By Expert Panel 13.03.2013
By Chris Tedder, Research Analyst, Forex.com
The Reserve Bank of New Zealand’s monetary policy meeting this week will be closely watched for any indication the bank may start tightening monetary policy sooner than expected. We don’t anticipate the bank will alter policy for a while, but last time around RBNZ Governor Wheeler was somewhat hawkish, citing up-beat business confidence and construction activity indicators. The governor also noted that the rebuild in Canterbury is gathering momentum and the positive impacts should find their way into the real economy. However, the most hawkish development may be from rising house prices in NZ.
The concern is housing demand is getting too far ahead of supply, which may result in a more hawkish than expected meeting this week. Furthermore, since the bank last meet business confidence improved, the unemployment rate dropped, albeit largely due to a fall in labour force participation, and food prices and consumer confidence skyrocketed. On the other side of the monetary policy equation, NZ’s trade balance dropped into deficit territory, the terms of trade index dropped in Q4 for the sixth straight quarter and manufacturing activity was flat in February. On balance, we think the bank has reason to be more hawkish than the market is anticipating.

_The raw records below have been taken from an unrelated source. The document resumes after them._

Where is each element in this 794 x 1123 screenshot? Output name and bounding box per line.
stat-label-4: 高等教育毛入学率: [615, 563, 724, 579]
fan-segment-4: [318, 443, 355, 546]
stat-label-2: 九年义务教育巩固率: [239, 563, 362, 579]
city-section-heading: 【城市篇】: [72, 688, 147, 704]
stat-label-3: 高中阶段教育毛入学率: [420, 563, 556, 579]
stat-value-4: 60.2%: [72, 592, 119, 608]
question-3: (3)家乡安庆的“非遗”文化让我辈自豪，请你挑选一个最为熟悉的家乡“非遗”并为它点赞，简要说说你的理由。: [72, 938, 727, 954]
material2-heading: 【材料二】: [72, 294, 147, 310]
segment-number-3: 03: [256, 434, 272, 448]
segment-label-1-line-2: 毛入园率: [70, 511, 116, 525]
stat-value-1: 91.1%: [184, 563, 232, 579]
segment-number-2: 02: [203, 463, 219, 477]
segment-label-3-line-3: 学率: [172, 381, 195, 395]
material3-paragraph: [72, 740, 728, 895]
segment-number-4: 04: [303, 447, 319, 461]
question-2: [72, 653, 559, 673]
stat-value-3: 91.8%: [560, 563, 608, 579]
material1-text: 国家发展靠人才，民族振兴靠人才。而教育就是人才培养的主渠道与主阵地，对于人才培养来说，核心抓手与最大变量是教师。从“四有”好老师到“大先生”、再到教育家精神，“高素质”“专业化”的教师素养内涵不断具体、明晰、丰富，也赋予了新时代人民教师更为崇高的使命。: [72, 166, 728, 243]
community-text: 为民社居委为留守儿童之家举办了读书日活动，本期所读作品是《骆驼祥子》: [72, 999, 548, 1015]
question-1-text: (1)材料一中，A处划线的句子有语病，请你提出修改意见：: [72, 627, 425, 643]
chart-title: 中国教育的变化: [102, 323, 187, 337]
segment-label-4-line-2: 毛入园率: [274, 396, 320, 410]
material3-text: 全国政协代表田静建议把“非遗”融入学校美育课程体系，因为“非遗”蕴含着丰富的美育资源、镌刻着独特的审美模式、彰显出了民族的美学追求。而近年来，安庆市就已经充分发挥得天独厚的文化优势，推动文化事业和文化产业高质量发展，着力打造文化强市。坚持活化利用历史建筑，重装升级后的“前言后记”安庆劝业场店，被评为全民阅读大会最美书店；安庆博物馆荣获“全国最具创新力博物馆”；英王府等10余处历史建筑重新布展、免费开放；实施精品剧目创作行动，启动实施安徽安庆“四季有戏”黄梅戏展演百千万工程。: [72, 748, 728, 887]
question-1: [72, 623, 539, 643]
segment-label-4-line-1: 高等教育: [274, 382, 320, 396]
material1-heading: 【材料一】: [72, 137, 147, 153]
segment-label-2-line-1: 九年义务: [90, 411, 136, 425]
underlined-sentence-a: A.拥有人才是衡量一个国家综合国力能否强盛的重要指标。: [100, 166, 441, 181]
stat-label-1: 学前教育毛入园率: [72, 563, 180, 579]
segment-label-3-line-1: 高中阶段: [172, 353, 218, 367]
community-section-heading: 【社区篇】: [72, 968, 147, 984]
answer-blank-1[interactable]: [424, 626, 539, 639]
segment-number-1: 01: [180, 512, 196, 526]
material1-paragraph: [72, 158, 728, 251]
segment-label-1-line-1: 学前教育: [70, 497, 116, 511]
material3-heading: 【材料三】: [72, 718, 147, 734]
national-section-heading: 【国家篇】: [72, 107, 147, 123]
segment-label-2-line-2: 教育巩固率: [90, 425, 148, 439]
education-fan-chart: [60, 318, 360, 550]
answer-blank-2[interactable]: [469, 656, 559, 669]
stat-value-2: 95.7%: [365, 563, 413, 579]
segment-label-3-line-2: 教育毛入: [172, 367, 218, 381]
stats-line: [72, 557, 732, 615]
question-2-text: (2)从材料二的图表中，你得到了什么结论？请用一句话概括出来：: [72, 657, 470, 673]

Therefore, there may be scope for kiwi strength post-meeting. However, we would avoid NZDUSD as it is showing some technical weakness and has been hit by USD strength lately. Instead, AUDNZD may respond better to a more hawkish RBNZ, especially considering the RBA is still in an easing mindset. Technically, the pair is facing a lot of resistance around 1.2435 and there is evidence of a potential double-top (see chart below). On the downside, we are watching support zones around 1.2310 and 1.2250. A break there may see AUDNZD drift towards 1.2145.